今、日本の高齢者の5%はうつ病と言います。
高齢者のうつ病を特に、老人性うつ病といいます。
高齢になってからうつ病になった人は、それまで十分に頑張ってきたのに、
「一体何の為に頑張ってきたのかわからなくなった・・・」
という心境のために、発病することが多いです。
例えば、サラリーマン時代には健康そのものだった人が、
退職後に仕事をする達成感を味わえなくなり、生き甲斐を失ってしまうことで、
老人性うつ病を発症するケースも少なくありません。
老人性うつ病では、若い人のうつ病と比べると、抑うつ症状が激しくない傾向にあります。
高齢者の場合、身体に病気が出ることで、心を病んでしまうこともありますし、
逆にうつ病になることで、身体にも悪影響が出やすいです。
そのため、「うつ病」であることに気付かれない結果、
どんどん症状が悪化していってしまうのです。
認知症老人が時に、活気のなさや不安げな様子を見せることから、
老人性うつ病はしばしば、認知症と間違われることがあります。
高齢者が自分で「うつ病」に気付いて病院に行くことは稀です。
たまたま「最近、物忘れが激しくなってきたなぁ」と、認知症を疑って病院に行くと、
うつ病が発見されるというケースが圧倒的に多いのです。
そもそも、本当に認知症なのであれば、物忘れがあること自体に気付くことはありません。

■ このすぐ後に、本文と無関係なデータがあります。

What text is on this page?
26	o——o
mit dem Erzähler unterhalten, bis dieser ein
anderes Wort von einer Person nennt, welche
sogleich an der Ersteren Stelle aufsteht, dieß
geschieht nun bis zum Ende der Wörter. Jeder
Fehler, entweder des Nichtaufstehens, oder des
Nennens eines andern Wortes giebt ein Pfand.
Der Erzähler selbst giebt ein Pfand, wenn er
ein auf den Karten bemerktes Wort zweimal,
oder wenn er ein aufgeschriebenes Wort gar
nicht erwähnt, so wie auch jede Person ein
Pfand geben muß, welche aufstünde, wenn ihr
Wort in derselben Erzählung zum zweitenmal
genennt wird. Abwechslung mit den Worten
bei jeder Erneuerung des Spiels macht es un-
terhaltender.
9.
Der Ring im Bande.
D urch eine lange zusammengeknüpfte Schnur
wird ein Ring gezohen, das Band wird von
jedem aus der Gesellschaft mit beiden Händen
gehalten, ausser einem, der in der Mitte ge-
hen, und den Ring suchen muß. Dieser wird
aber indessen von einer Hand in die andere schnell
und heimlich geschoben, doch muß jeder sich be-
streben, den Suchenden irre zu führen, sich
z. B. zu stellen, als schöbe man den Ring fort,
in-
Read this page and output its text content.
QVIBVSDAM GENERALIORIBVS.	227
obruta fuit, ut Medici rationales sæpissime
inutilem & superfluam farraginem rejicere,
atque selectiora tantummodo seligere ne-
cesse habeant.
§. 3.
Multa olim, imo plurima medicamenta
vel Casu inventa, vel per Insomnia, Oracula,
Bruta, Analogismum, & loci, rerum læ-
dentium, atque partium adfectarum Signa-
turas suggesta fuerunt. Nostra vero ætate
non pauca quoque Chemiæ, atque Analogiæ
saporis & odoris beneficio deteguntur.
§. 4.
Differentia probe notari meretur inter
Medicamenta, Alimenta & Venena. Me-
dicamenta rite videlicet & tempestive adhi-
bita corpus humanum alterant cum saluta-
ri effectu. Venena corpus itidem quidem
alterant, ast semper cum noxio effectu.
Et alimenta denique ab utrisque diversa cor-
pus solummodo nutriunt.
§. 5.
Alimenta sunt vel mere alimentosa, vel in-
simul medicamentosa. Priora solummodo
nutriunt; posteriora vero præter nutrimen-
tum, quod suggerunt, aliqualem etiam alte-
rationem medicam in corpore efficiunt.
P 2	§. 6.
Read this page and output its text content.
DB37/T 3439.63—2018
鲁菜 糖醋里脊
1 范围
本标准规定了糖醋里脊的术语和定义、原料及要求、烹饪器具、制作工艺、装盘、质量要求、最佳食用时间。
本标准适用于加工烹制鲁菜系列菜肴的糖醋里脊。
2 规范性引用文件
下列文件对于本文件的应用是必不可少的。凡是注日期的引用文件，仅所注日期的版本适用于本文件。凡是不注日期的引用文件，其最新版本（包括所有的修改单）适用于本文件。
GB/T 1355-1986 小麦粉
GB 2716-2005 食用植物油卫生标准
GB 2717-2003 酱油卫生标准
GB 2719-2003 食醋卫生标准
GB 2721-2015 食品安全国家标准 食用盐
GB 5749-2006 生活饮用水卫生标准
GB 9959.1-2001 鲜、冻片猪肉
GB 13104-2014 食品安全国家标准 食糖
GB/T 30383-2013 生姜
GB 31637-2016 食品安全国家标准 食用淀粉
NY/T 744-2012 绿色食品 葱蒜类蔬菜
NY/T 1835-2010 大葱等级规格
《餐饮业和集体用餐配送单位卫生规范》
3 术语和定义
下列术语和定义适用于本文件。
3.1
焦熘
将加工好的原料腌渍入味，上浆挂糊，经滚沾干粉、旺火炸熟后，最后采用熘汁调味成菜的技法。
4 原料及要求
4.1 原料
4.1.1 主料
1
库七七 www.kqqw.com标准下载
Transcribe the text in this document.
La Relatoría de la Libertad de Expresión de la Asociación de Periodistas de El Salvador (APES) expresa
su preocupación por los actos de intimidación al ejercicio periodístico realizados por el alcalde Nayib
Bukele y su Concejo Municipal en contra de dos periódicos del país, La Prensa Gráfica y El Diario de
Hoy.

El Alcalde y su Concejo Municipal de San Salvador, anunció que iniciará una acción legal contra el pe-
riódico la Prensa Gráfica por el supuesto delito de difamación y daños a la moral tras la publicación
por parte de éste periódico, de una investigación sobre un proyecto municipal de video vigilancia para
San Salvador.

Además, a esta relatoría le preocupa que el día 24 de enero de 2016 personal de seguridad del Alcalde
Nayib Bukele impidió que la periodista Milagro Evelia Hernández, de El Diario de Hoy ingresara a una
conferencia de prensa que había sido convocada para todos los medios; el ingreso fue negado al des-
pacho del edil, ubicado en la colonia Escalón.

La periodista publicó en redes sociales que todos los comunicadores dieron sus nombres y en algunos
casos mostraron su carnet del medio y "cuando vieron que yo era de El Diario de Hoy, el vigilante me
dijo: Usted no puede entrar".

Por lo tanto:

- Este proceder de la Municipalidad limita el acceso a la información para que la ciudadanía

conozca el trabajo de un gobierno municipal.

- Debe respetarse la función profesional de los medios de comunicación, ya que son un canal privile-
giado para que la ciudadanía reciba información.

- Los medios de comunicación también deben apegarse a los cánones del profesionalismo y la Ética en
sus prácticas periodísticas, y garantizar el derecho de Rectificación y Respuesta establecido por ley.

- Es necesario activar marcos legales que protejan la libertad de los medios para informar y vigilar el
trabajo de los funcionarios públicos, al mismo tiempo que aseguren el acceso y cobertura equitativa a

老人性うつ病では、今まで関心のあったことに対して興味を失ったり、
注意を集中させることができなくなったり、物忘れをするといった症状があらわれ、
それらの症状が一見すると認知症に似ているため、見分けることが難しい場合があります。
こうした、実際はうつ病であるのに、症状から認知症と間違われてしまう状態のことを、
「うつ病性仮性認知症」と呼びます。
「うつ病性仮性認知症」と「本当の認知症」を見分ける方法としては、
「うつ状態になる変化がはっきりしている」、「変化が起きるきっかけがはっきりしている」、
「短期間で変化が表れている」、などの特徴が挙げられます。
これらが認められれば、認知症ではないので、老人性うつ病として適切な治療を施す必要があります。
他にも、実際に抗うつ薬を服用してみて、効き目があるかどうかで判断するケースもありますが、
うつ病を発端に、結局本当に認知症になっていくという事例も少なくないようです。
老人性うつ病の特徴としては、憂うつで落ち込んでいて、自分を責めたりしていたり、
うつ病による症状が現れても、本人がそれを年のせいと思ってしまう場合があります。
高齢者の場合、うつ状態になっても、
「行く末の短い年寄りが、悲観的になったり、多少落ちこみはしても、仕方が無い」、
ぐらいに考えてしまうため、対応が遅れがちになってしまうのです。
例えば、長年連れ添った妻や夫が亡くなると、当然元気はなくなります。
でも、その抑うつ感が何ヶ月も続くようであれば、うつ病も疑われます。
パートナーが亡くなることで、それまで元気で、とてもうつになるような性格ではなかった人でも、
木がポキッと折れるように、突然うつ病を発症することがあります。
他にも、老人性うつの原因には、子どもに対する不満がストレスとなり、
うつ病を引き起こしているケースもあります。
子どもがうつになり、親がそれを心配してうつ傾向になるケースや、
逆に親がうつ病になることで、介護に追われて疲れきってしまった子どもまで
うつ病になってしまうケースも。
これらは最悪の場合、共倒れになる可能性があります。
実はあまり知られていないことですが、65歳以上になると、
うつ病でも介護保険サービスは受けることができます。
「年のせいだから・・・」と諦めないで、積極的に治す事を考えていきましょう。